Staff And Wire Reports

A federal program started during the Depression to save America’s dwindling waterfowl nesting spaces is being recognized by the Smithsonian.

“Artistic License: The Duck Stamp Story” at the National Postal Museum looks at the 62-year history of federal migratory bird hunting and conservation stamps. The exhibit, which opened in June, will be a permanent fixture at the 3-year-old museum.

“Duck stamps” aren’t valid for postage. Every hunter over the age of 16 is required to purchase one annually in order to hunt waterfowl in the U.S. Since the stamps were first issued in 1934, nearly half a billion dollars has been raised by the program. Almost 98 percent of that revenue has gone toward protecting nesting areas and purchasing additional acreage.

“The exhibition is dedicated to the way in which conservationists, duck hunters, stamp collectors, wildlife artists and the federal government have joined forces on behalf of conservation,” said James H. Bruns, director of the postal museum.

Duck stamps were the brainchild of J.N. “Ding” Darling (1876-1962), a journalist, political cartoonist and ardent conservationist. Darling convinced Franklin Roosevelt to start a conservation program, and he was designer of the first federal duck stamp.

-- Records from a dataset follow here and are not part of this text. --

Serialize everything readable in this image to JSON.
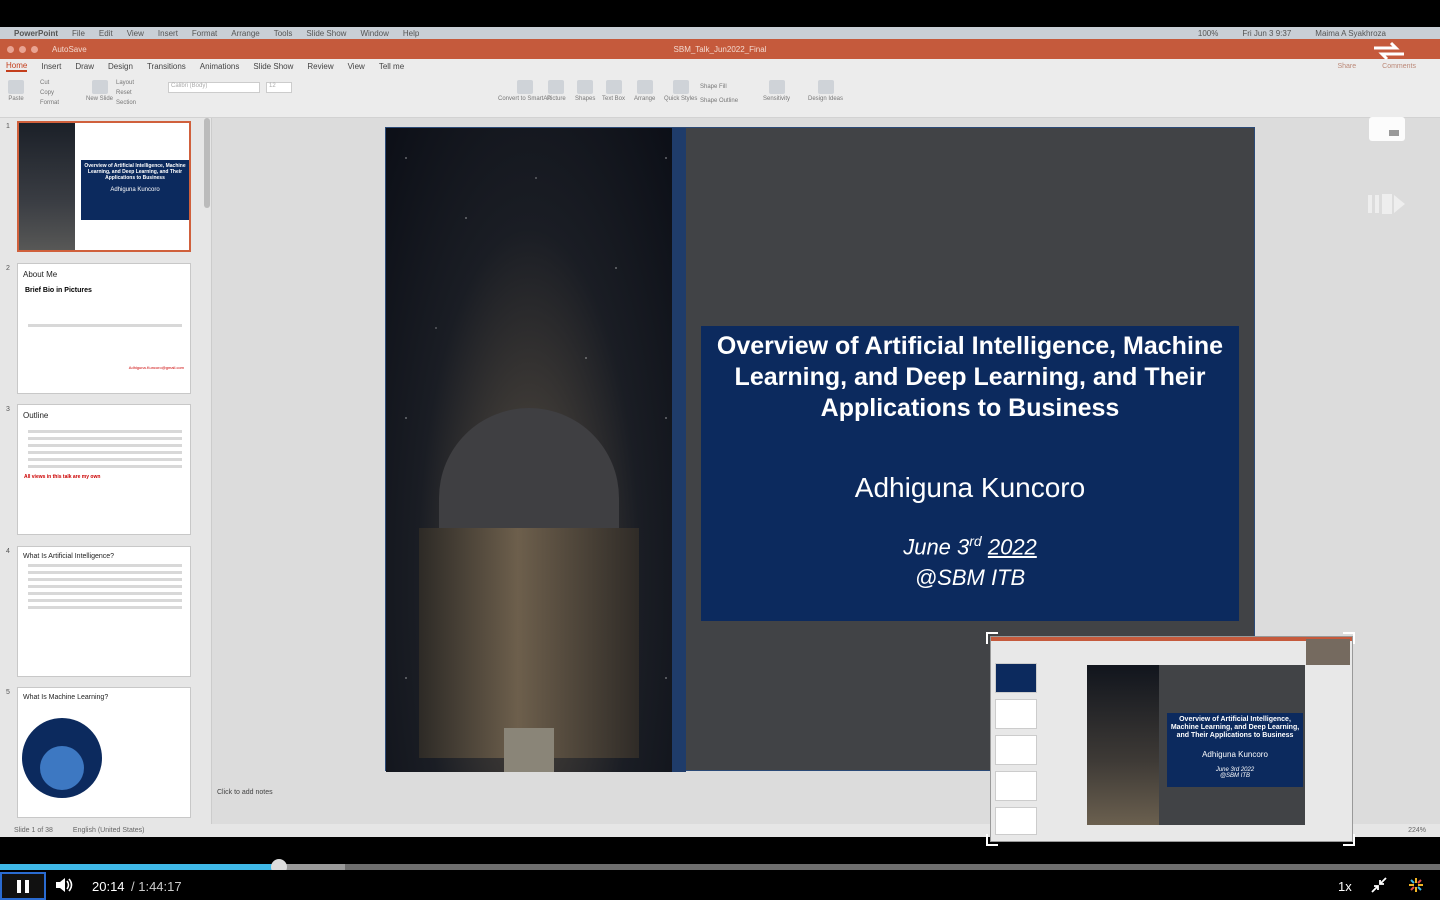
{
  "mac_menu": [
    "PowerPoint",
    "File",
    "Edit",
    "View",
    "Insert",
    "Format",
    "Arrange",
    "Tools",
    "Slide Show",
    "Window",
    "Help"
  ],
  "mac_status": {
    "battery": "100%",
    "datetime": "Fri Jun 3  9:37",
    "user": "Maima A Syakhroza"
  },
  "window_title": "SBM_Talk_Jun2022_Final",
  "autosave": "AutoSave",
  "ribbon_tabs": [
    "Home",
    "Insert",
    "Draw",
    "Design",
    "Transitions",
    "Animations",
    "Slide Show",
    "Review",
    "View",
    "Tell me"
  ],
  "ribbon_right": {
    "share": "Share",
    "comments": "Comments"
  },
  "ribbon": {
    "paste": "Paste",
    "cut": "Cut",
    "copy": "Copy",
    "format": "Format",
    "new_slide": "New Slide",
    "layout": "Layout",
    "reset": "Reset",
    "section": "Section",
    "font": "Calibri (Body)",
    "size": "12",
    "picture": "Picture",
    "shapes": "Shapes",
    "text_box": "Text Box",
    "arrange": "Arrange",
    "quick_styles": "Quick Styles",
    "shape_fill": "Shape Fill",
    "shape_outline": "Shape Outline",
    "sensitivity": "Sensitivity",
    "design_ideas": "Design Ideas",
    "convert": "Convert to SmartArt"
  },
  "thumbnails": [
    {
      "num": "1",
      "title": "Overview of Artificial Intelligence, Machine Learning, and Deep Learning, and Their Applications to Business",
      "sub": "Adhiguna Kuncoro"
    },
    {
      "num": "2",
      "title": "About Me",
      "sub": "Brief Bio in Pictures",
      "email": "Adhiguna.Kuncoro@gmail.com"
    },
    {
      "num": "3",
      "title": "Outline",
      "sub": "All views in this talk are my own"
    },
    {
      "num": "4",
      "title": "What Is Artificial Intelligence?"
    },
    {
      "num": "5",
      "title": "What Is Machine Learning?"
    }
  ],
  "slide": {
    "title": "Overview of Artificial Intelligence, Machine Learning, and Deep Learning, and Their Applications to Business",
    "author": "Adhiguna Kuncoro",
    "date_prefix": "June 3",
    "date_sup": "rd",
    "date_year": "2022",
    "venue": "@SBM ITB"
  },
  "notes_placeholder": "Click to add notes",
  "status": {
    "slide": "Slide 1 of 38",
    "language": "English (United States)",
    "zoom": "224%"
  },
  "pip": {
    "title": "Overview of Artificial Intelligence, Machine Learning, and Deep Learning, and Their Applications to Business",
    "author": "Adhiguna Kuncoro",
    "date": "June 3rd 2022",
    "venue": "@SBM ITB"
  },
  "player": {
    "current": "20:14",
    "total": "/ 1:44:17",
    "speed": "1x",
    "progress": 0.194
  }
}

Issued Aug. 22, 1934, it featured two alighting mallards and sold for $1. The current stamp, released last month and valid through mid-1997, was designed by Wilhelm Goebel of New Jersey. It sells for $15.

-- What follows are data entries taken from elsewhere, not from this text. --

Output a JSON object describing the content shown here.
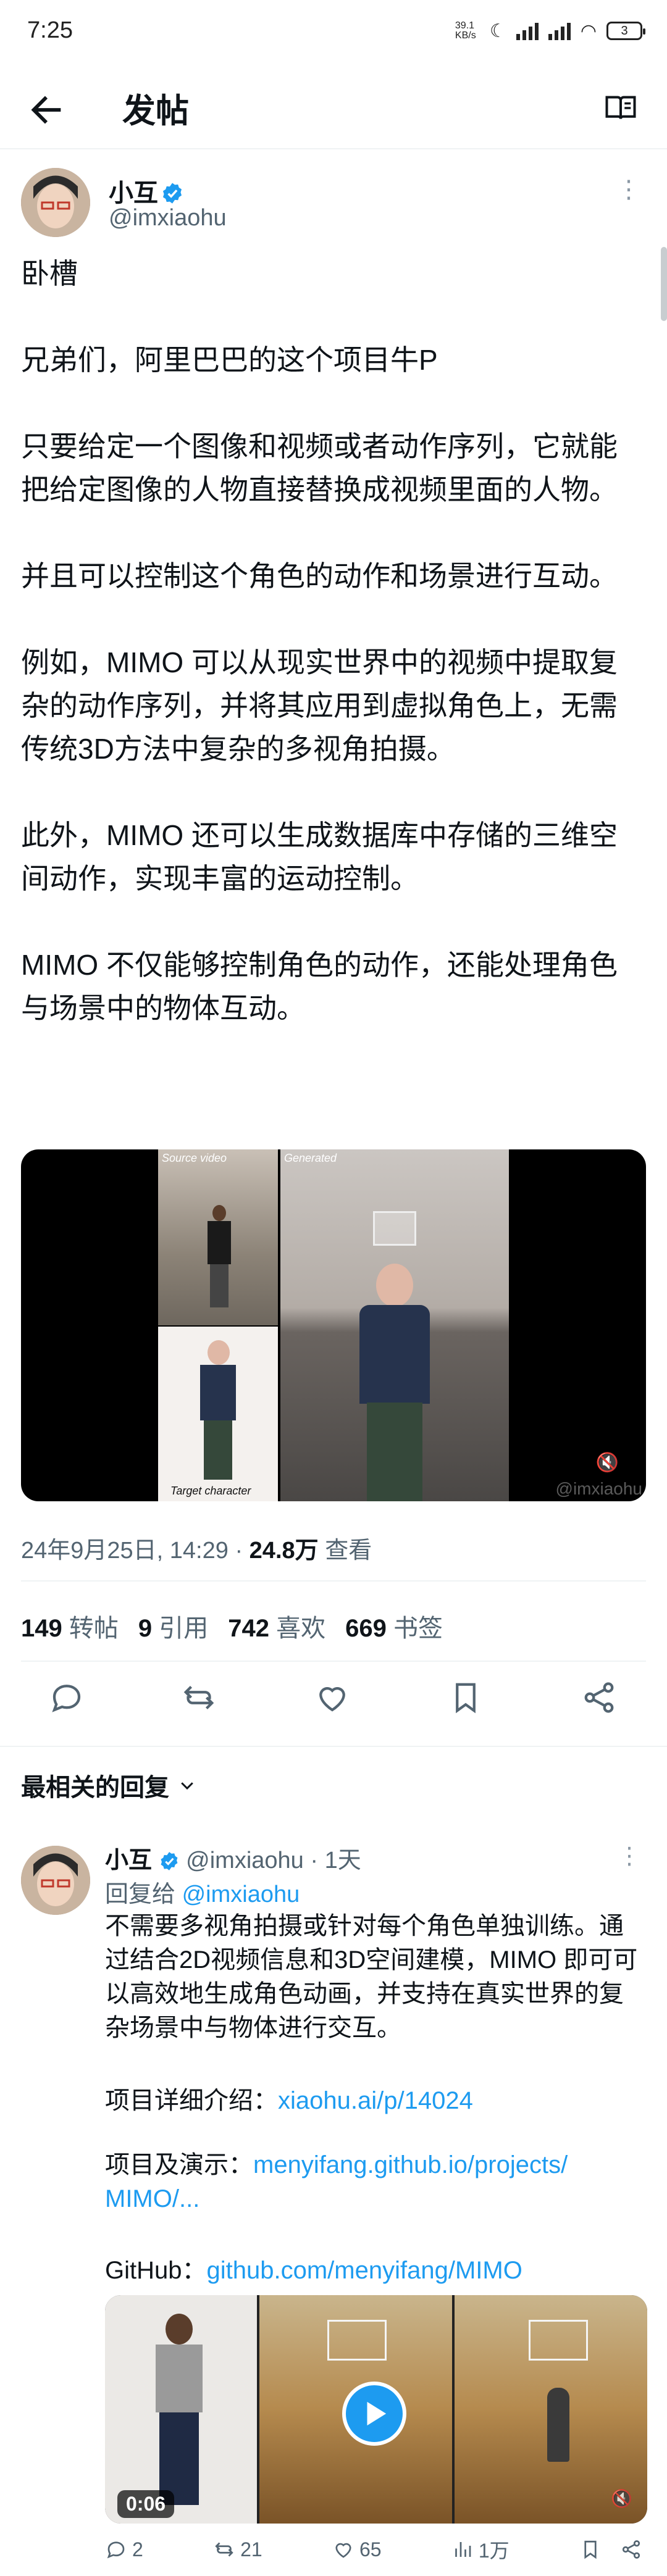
{
  "status_bar": {
    "time": "7:25",
    "net_speed": "39.1 KB/s",
    "battery": "3"
  },
  "nav": {
    "title": "发帖"
  },
  "post": {
    "author_name": "小互",
    "author_handle": "@imxiaohu",
    "text": "卧槽\n\n兄弟们，阿里巴巴的这个项目牛P\n\n只要给定一个图像和视频或者动作序列，它就能把给定图像的人物直接替换成视频里面的人物。\n\n并且可以控制这个角色的动作和场景进行互动。\n\n例如，MIMO 可以从现实世界中的视频中提取复杂的动作序列，并将其应用到虚拟角色上，无需传统3D方法中复杂的多视角拍摄。\n\n此外，MIMO 还可以生成数据库中存储的三维空间动作，实现丰富的运动控制。\n\nMIMO 不仅能够控制角色的动作，还能处理角色与场景中的物体互动。",
    "media": {
      "source_label": "Source video",
      "generated_label": "Generated",
      "target_label": "Target character",
      "watermark": "@imxiaohu"
    },
    "timestamp": "24年9月25日, 14:29",
    "views_count": "24.8万",
    "views_label": "查看",
    "stats": [
      {
        "count": "149",
        "label": "转帖"
      },
      {
        "count": "9",
        "label": "引用"
      },
      {
        "count": "742",
        "label": "喜欢"
      },
      {
        "count": "669",
        "label": "书签"
      }
    ]
  },
  "replies_filter": "最相关的回复",
  "reply": {
    "author_name": "小互",
    "author_handle": "@imxiaohu",
    "time": "· 1天",
    "reply_to_prefix": "回复给",
    "reply_to_handle": "@imxiaohu",
    "text": "不需要多视角拍摄或针对每个角色单独训练。通过结合2D视频信息和3D空间建模，MIMO 即可可以高效地生成角色动画，并支持在真实世界的复杂场景中与物体进行交互。",
    "link1_label": "项目详细介绍：",
    "link1": "xiaohu.ai/p/14024",
    "link2_label": "项目及演示：",
    "link2_line1": "menyifang.github.io/projects/",
    "link2_line2": "MIMO/...",
    "link3_label": "GitHub：",
    "link3": "github.com/menyifang/MIMO",
    "video_duration": "0:06",
    "actions": {
      "replies": "2",
      "reposts": "21",
      "likes": "65",
      "views": "1万"
    }
  },
  "colors": {
    "accent": "#1d9bf0",
    "text": "#0f1419",
    "muted": "#536471"
  }
}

The conservation program is run by the U.S. Fish and Wildlife Service, part of the Department of the Interior. The stamps, about 5 million each year, are produced by the Bureau of Engraving and Printing.

While required of anyone wanting to hunt fowl, the stamps are also prized by many stamp collectors for their beauty and scarcity. In addition to sales at federal and state wildlife refuges, duck stamps are available at many post offices.

Since 1949, the Fish and Wildlife service has held an annual contest to pick the design for the next year’s stamp. Competition is fierce; artists do not get royalties - their reward is just a single sheet of the stamps - but they do have the ability to sell prints of their artwork. Revenue from those sales can reach staggering proportions.

A panel of five distinguished people - a conservationist, artist, hunter, philatelist (stamp collector) and wildlife writer - selects each year’s winner. Artist Maynard Reece became a duck stamp legend, winning the design competition five times. He was responsible for one of the most unusual of all duck stamps: His 1959-60 design featured a Labrador retriever carrying a mallard in its mouth.

Seeing the success of the federal program, most states now also issue stamps for wildlife conservation, requiring anyone who wants to hunt fowl to purchase one.